Papa a insisté plus fort dans les semaines qui ont suivi que je pourrais devenir ce que je voulais quand je serais grande. Que je le pourrais, que j'y avais droit et que j'avais l'embarras du choix. Peu importe mon sexe. Il me l’a dit toute ma vie et il me le répète encore. Si je travaille fort, que je marche la tête haute que je parle fort, mais en respectant tous les autres autour de moi : je peux tout faire.

Mon père est féministe. Pourtant, contrairement à tout ce qu’on entend ces temps-ci, il ne l’a jamais dit. Je ne l’ai jamais entendu dire : « Oh moi, je suis féministe! » Cependant, je l’ai vu agir. Ne serait-ce que pour avoir su guider ses deux filles sans leur imposer aucune vision que ce soit, sauf celle du respect de soi.

Il vient d’un milieu rustre. Il a travaillé « sur le bord de la track » toute sa vie. Avec des jeunes, des vieux, des machos, des gênés, mais surtout des grandes gueules. Vous savez, celles qui parlent fort, mais qui ne font pas grand-chose…

Les « bords de track » ne sont pas juste en campagne, ils sont en ville aussi. Où les femmes se promènent librement et font leur vie. Vous pouvez vous imaginer combien il en a entendu, des commentaires disgracieux, insidieux ou carrément dégoutants… Eh bien, pas tant que ça.

Parce que dès la première remarque, mon père agissait. « Que dirais-tu si je te disais que cette femme est ma fille? » « Je m’excuserais tout de suite » qu’ils répondaient souvent (ouain...) « Eh bien, j’en ai deux. Six ans de différence entre les deux. Tu sais l’âge que j’ai alors je peux avoir deux filles, entre 15 et 35 ans. On ne le sait pas. À chaque fois que tu as envie de faire un commentaire que tu ne répèterais pas si c’était ma fille… Dis-toi que cette fille-là, bien c’est la mienne, pis ferme donc ta gue***! »

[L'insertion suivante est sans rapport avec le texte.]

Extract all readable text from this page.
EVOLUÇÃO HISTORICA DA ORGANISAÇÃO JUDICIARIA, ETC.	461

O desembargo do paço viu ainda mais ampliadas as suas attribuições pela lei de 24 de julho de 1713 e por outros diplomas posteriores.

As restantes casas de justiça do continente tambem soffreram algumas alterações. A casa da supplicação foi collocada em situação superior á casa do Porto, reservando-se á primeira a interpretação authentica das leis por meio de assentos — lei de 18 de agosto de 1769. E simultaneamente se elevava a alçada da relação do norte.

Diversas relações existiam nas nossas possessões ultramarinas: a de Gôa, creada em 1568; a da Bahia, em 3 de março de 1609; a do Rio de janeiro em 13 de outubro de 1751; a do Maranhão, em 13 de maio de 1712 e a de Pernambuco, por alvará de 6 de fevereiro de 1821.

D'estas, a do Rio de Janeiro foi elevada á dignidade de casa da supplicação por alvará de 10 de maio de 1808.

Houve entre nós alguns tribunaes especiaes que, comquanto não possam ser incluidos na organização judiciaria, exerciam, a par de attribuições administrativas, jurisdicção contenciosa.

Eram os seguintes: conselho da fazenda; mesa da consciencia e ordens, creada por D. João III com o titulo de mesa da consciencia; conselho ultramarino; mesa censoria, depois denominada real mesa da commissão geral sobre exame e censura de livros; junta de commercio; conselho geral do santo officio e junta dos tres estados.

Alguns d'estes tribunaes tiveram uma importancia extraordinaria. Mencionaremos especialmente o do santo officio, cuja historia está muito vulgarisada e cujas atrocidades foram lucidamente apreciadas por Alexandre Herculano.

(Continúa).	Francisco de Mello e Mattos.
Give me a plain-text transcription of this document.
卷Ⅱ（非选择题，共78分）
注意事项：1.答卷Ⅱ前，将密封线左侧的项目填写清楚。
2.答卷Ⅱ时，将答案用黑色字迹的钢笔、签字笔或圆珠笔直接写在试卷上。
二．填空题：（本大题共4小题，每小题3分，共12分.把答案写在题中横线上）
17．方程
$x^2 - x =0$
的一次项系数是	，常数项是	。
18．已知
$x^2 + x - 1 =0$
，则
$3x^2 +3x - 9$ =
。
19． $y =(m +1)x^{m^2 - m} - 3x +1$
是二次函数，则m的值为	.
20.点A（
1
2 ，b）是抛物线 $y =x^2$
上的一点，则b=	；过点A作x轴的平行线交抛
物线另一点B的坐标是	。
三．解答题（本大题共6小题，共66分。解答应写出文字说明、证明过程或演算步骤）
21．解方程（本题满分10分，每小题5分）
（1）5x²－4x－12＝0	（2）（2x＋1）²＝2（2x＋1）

Agir, les garçons. Dès que ça ne se dit pas. Dès que ça ne se fait pas. Mon père le fait. Pas parce qu’il dit qu’il est féministe… Parce qu’il l’est, profondément. D’ailleurs, il est aussi antiraciste, syndicaliste, son père a été victime des camps de travaux forcés nazis et est aussi pro-science, tout en gardant une belle spiritualité qu’il garde pour lui… Un homme équilibré, quoi. La cause des femmes a toujours été une corde plus sensible pour lui. Peut-être parce que fils d’une, frère d’une, époux d’une, père de deux, oncle de huit et papa adoptif de tellement d’autres!

Il n’est pas parfait (oh non!), mais c’est un allié. Un leader, un vrai… Parce qu’il ferme sa gue*** avec ça et qu’il agit. Et qu’une fois qu’il a agi, il continue sa vie, sans rien attendre en retour. C’est mon héros, pas juste parce que je suis sa (petite) fille et que c’est dans la nature des choses, mais aussi parce que je sais que plusieurs ont la même opinion que moi sur cet Homme. Et c’est ce qui me rend le plus fière.

Que tous les hommes qui veulent devenir un allié lisent ce texte et prennent des notes.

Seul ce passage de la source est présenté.